There are other challenges, as well. I struggle with Attention Deficit Disorder, and so am easily distracted. I will be working full time and commuting from Burlington. But I learn from talking and doing; it is through discussion with people smarter than I that I learn best. It is from trying to do what I want to do that I achieve mastery. Antioch seems to be able to provide what I need.

I am counting on Antioch for a lot of things; a quality education, an accurate and useful assessment of my abilities, and opportunities to meet people with the same mature passion, knowledge and experience as I.

I will learn what I need to learn regardless of weather or not I’m in school. That is who I am and I will do my work always. I seek awareness and knowledge wherever I am. But I imagine a room of smart, compassionate people discovering how the world works, and I imagine myself in that room, with those people. When I visited the campus and spoke to the students and faculty there, I realized they were those people.
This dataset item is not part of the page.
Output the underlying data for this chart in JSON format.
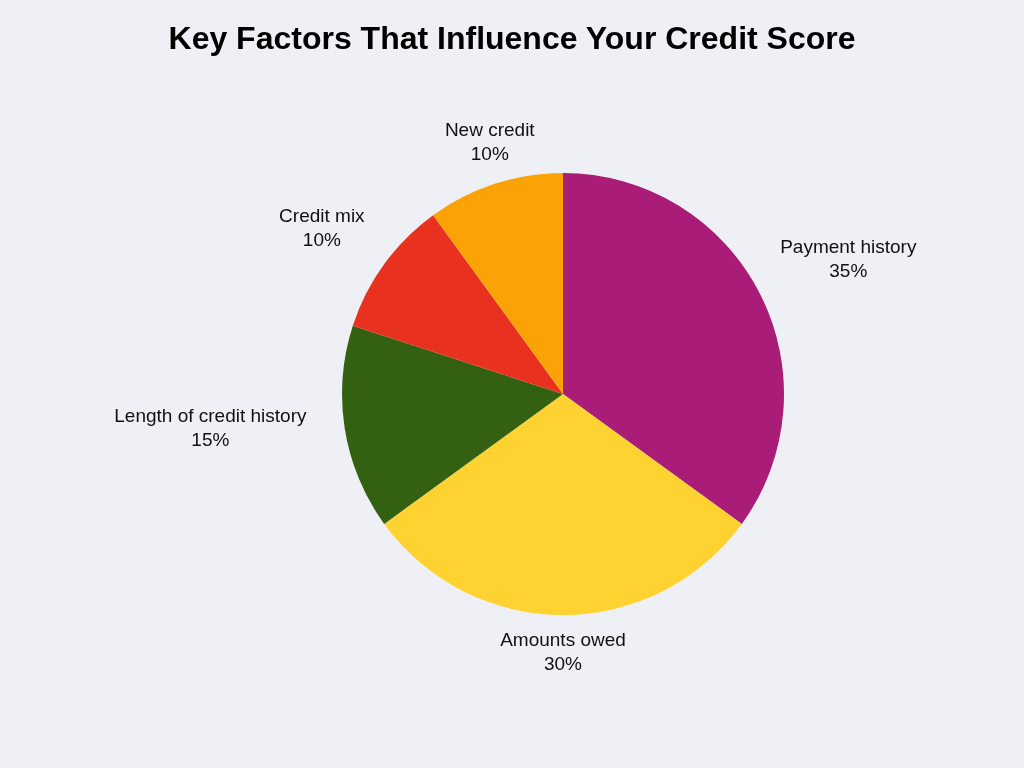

I can’t wait to get to know them.

My Big fat disclaimer:

Ok, enough screwin around.

I have been 'planning' to start this for a few months but I am finally ready to get it going, but first, I have to tell you a few things about what I'm doing here.
This started out as a way to post my schoolwork for interested people, esp. family. I write in school a lot about my life, and I thought my family would like seeing the work. This idea has evolved into this blog thing. I actually hate blogs, but I thought this might be a good way to do some writing and try out some things.

So, a few disclaimers;

These are not well thought out essays (except for the school papers I post), they are simple, spontaneous rants, musings and observations about what is going on in my head. You should NOT see what I say here as my final, definitive word on any given subject (unless I say otherwise in the post).
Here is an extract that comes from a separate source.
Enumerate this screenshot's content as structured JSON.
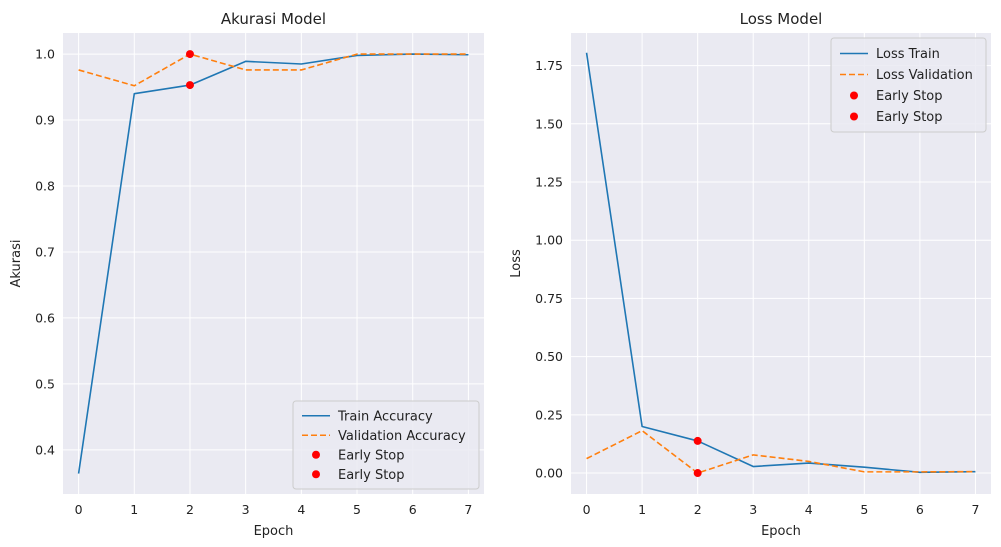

These posts are not heavily edited. The goal here is to write as much as I can, and what usually holds me back is my incessant editing to get it 'perfect'. This is not going to be perfect, in fact, its going to be full of impulsive, uneven ideas that may not make a lot of sense to anyone but me.
What these posts will be is honest. I am trying hard here to be as honest and open as possible. So, feel free to be honest back, if you choose to respond to a post. Let me say that I hope not to hurt anyone's feelings, but the combination of impulsiveness, honesty and experimentation may hurt someone's feelings. Just keep in mind that this blog is an exercise in ADD, and is a reflection of the many fleeting things that go on in my head.

Ok, so there is my disclaimer.

Let the madness begin.

Thursday, May 19, 2005

this is my first post!!

So here it is, my first blogger post. Let's hope it works!